Martell hizo una inclinación con la cabeza y escapó aliviado de la capilla hereje. Atravesó el edificio y desembocó en el patio, un espacio despejado de unos quince metros cuadrados, bordeado de escamosos arbustos verdegrisáceos cuyas flores de gruesos pétalos poseían un espeluznante aspectro carnívoro. Cuatro muchachos venusinos, incluyendo el que había rescatado a Martell, trabajaban en la excavación. Usaban herramientas normales, palas y picos, y Martell tuvo la desagradable sensación de haber retrocedido al siglo XIX. Aquí no era posible encontrar los sofisticados artefactos de la Tierra, tan numerosos y familiares.

Los chicos le miraron con frialdad y prosiguieron trabajando. Martell los observó. Eran delgados y ágiles, de edades que debían de oscilar entre los nueve y catorce años, aunque resultaba difícil decirlo. Parecían hermanos. Sus movimientos eran graciosos, casi elegantes, y sus pieles azules brillaban a causa del sudor. Martell tuvo la sensación de que la estructura ósea de sus cuerpos era mucho más extraña de lo que había imaginado; hacían cosas imposibles con sus articulaciones mientras trabajaban.

De repente, tiraron a un lado los picos y las palas y juntaron las manos.

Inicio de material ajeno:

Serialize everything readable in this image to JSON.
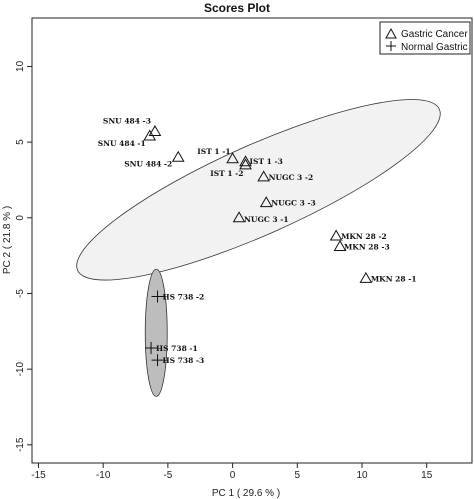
{
  "chart_data": {
    "type": "scatter",
    "title": "Scores Plot",
    "xlabel": "PC 1 ( 29.6 % )",
    "ylabel": "PC 2 ( 21.8 % )",
    "xlim": [
      -15.5,
      18.5
    ],
    "ylim": [
      -16.2,
      13.2
    ],
    "xticks": [
      -15,
      -10,
      -5,
      0,
      5,
      10,
      15
    ],
    "yticks": [
      10,
      5,
      0,
      -5,
      -10,
      -15
    ],
    "legend_position": "top-right",
    "series": [
      {
        "name": "Gastric Cancer",
        "marker": "triangle",
        "points": [
          {
            "label": "SNU 484 -3",
            "x": -6.0,
            "y": 5.7
          },
          {
            "label": "SNU 484 -1",
            "x": -6.4,
            "y": 5.4
          },
          {
            "label": "SNU 484 -2",
            "x": -4.2,
            "y": 4.0
          },
          {
            "label": "IST 1 -1",
            "x": 0.0,
            "y": 3.9
          },
          {
            "label": "IST 1 -3",
            "x": 1.0,
            "y": 3.7
          },
          {
            "label": "IST 1 -2",
            "x": 1.0,
            "y": 3.5
          },
          {
            "label": "NUGC 3 -2",
            "x": 2.4,
            "y": 2.7
          },
          {
            "label": "NUGC 3 -3",
            "x": 2.6,
            "y": 1.0
          },
          {
            "label": "NUGC 3 -1",
            "x": 0.5,
            "y": 0.0
          },
          {
            "label": "MKN 28 -2",
            "x": 8.0,
            "y": -1.2
          },
          {
            "label": "MKN 28 -3",
            "x": 8.3,
            "y": -1.9
          },
          {
            "label": "MKN 28 -1",
            "x": 10.3,
            "y": -4.0
          }
        ]
      },
      {
        "name": "Normal Gastric",
        "marker": "plus",
        "points": [
          {
            "label": "HS 738 -2",
            "x": -5.8,
            "y": -5.2
          },
          {
            "label": "HS 738 -1",
            "x": -6.3,
            "y": -8.6
          },
          {
            "label": "HS 738 -3",
            "x": -5.8,
            "y": -9.4
          }
        ]
      }
    ],
    "ellipses": [
      {
        "group": "Gastric Cancer",
        "cx": 2.0,
        "cy": 1.85,
        "rx": 15.3,
        "ry": 2.95,
        "angle_deg": -24,
        "fill": "#f2f2f2"
      },
      {
        "group": "Normal Gastric",
        "cx": -5.9,
        "cy": -7.6,
        "rx": 0.85,
        "ry": 4.2,
        "angle_deg": 0,
        "fill": "#bdbdbd"
      }
    ]
  }
}
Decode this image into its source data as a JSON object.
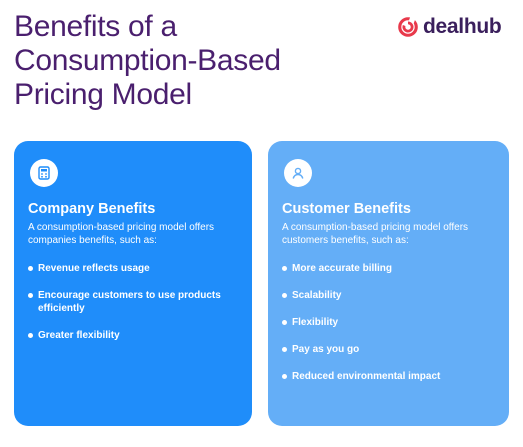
{
  "title": "Benefits of a Consumption-Based Pricing Model",
  "logo": {
    "text": "dealhub",
    "color": "#e8394b"
  },
  "cards": {
    "company": {
      "icon": "calculator-icon",
      "heading": "Company Benefits",
      "description": "A consumption-based pricing model offers companies benefits, such as:",
      "benefits": [
        "Revenue reflects usage",
        "Encourage customers to use products efficiently",
        "Greater flexibility"
      ],
      "color": "#1f8dfa"
    },
    "customer": {
      "icon": "user-icon",
      "heading": "Customer Benefits",
      "description": "A consumption-based pricing model offers customers benefits, such as:",
      "benefits": [
        "More accurate billing",
        "Scalability",
        "Flexibility",
        "Pay as you go",
        "Reduced environmental impact"
      ],
      "color": "#64aef7"
    }
  }
}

Los ojos brillantes se cerraron por un momento. Martell vio que la tierra suelta surgía del pozo y formaba por sí sola un pulcro montón a unos seis metros de distancia.

«Son teleimpulsores —pensó Martell maravillado—. ¡Vaya con los niños!»

El hermano Mondschein apareció en aquel preciso momento.

—El coche está esperando, hermano —dijo con suavidad.